Belittled, demonised and increasingly subject to a central government crackdown, the popular movement is slowly mutating into an armed struggle. In this respect, the absence of a unified Sunni leadership – to which Baghdad’s policies contributed and which Maliki might have perceived as an asset – has turned out to be a serious liability. In a showdown that is acquiring increasing sectarian undertones, the movement’s proponents look westward to Syria as the arena in which the fight against the Iraqi government and its Shiite allies will play out and eastward toward Iran as the source of all their ills.

Under intensifying pressure from government forces and with dwindling faith in a political solution, many Sunni Arabs have concluded their only realistic option is a violent conflict increasingly framed in confessional terms. In turn, the government conveniently dismisses all opposition as a sectarian insurgency that warrants ever more stringent security measures. In the absence of a dramatic shift in approach, Iraq’s fragile polity risks breaking down, a victim of the combustible mix of its long­standing flaws and growing regional tensions.

RECOMMENDATIONS

To de-escalate violence in the short term

To the government of Iraq and provincial councils of Anbar, Ninewa, Salah al-Din and Diyala:

1.  Negotiate local ceasefires entailing restraint on the part of government forces and cooperation by local authorities.
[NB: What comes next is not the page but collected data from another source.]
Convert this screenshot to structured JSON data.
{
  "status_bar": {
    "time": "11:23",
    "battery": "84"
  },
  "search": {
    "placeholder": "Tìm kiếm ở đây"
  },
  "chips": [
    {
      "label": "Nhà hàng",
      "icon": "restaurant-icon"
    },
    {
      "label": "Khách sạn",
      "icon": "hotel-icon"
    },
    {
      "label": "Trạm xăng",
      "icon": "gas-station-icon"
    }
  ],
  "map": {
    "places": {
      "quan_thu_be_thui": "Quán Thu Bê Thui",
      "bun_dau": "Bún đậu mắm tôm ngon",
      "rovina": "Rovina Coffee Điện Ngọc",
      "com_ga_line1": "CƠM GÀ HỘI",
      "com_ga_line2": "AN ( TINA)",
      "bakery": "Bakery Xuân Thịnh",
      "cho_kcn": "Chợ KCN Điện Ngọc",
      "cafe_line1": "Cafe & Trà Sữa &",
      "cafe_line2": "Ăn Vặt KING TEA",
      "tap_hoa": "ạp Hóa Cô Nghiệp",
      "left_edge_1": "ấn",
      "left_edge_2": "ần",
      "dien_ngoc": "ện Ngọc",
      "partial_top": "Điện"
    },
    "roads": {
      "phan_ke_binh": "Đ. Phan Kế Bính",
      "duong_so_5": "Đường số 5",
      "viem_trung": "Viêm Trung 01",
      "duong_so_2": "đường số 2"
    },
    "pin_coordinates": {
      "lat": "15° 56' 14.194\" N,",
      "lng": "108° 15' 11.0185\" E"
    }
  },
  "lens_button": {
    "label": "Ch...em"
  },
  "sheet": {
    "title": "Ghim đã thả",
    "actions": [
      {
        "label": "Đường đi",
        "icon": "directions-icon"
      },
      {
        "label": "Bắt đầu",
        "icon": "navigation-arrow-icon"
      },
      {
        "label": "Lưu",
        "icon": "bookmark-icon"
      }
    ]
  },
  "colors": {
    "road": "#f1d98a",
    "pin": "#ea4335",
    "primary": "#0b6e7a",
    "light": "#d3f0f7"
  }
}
2.  Seek to establish joint command and coordination structures involving the federal army and local forces (police and sahwa – awakening – units), with a view to prioritising the struggle against al-Qaeda’s Islamic State of Iraq, and ensure that no Iraqi fighters, whether Sunni or Shiite, cross into Syria.

3.  Investigate jointly the killings in Falluja, Mosul and Hawija.

To address longer-term issues contributing to the country’s instability

To the government of Iraq:

4.  Lower sectarian tensions by, inter alia:

    a) easing, unilaterally or in the context of locally negotiated ceasefires, security measures such as SWAT team deployments and intrusive security checks; as well as restrictions on mobility and on access to religious sites wherever possible;

    b) providing equal benefits and opportunities to northern and southern tribes;

    c) launching a national dialogue to agree on both reforming the Justice and Accountability Law and establishing an oversight and appeals mechanism for the Justice and Accountability Commission, while setting a time limit for its activities;

    d) clarifying the role and responsibilities of the defence, interior and justice ministries in procedures related to the arrest, detention and trial of individuals taken into custody pursuant to the Counter-Terrorism Law; and

    e) refraining from inflammatory sectarian statements while implementing gestures aimed at national reconciliation (eg, placing the Samarra shrines under the joint management of Sunni and Shiite endowments).

5.  Seek to insulate Iraq from the Syrian conflict by, inter alia:

    a) refraining from any statement suggesting Iraqi support to a party in the conflict; and

    b) preventing fighters, whether Sunni or Shiite, from crossing into Syria, notably through cooperation with Anbar and Ninewa local actors (tribes and provincial officials); locally-recruited security forces (eg, police and sahwa); and the Kurdistan Regional Government.

To Sunni local and national leaders:

6.  Refrain from incitement to armed struggle or calls for establishment of a Sunni federal region.

To Sahwa (Awakening) leaders:

7.  Reestablish a single sahwa corps under a unified leadership in a position to present the government with a clear set of demands.

8.  Cooperate with federal government forces in both securing the provinces against the Islamic State of Iraq and policing the Syrian border.

To the Sunni Endowment, clerics associations and prominent clerics:

9.  Negotiate with the central government over specific demands (presence of security forces; salaries to clerics; funding to religious schools), publicly denounce violence and refrain from calls to form a Sunni region.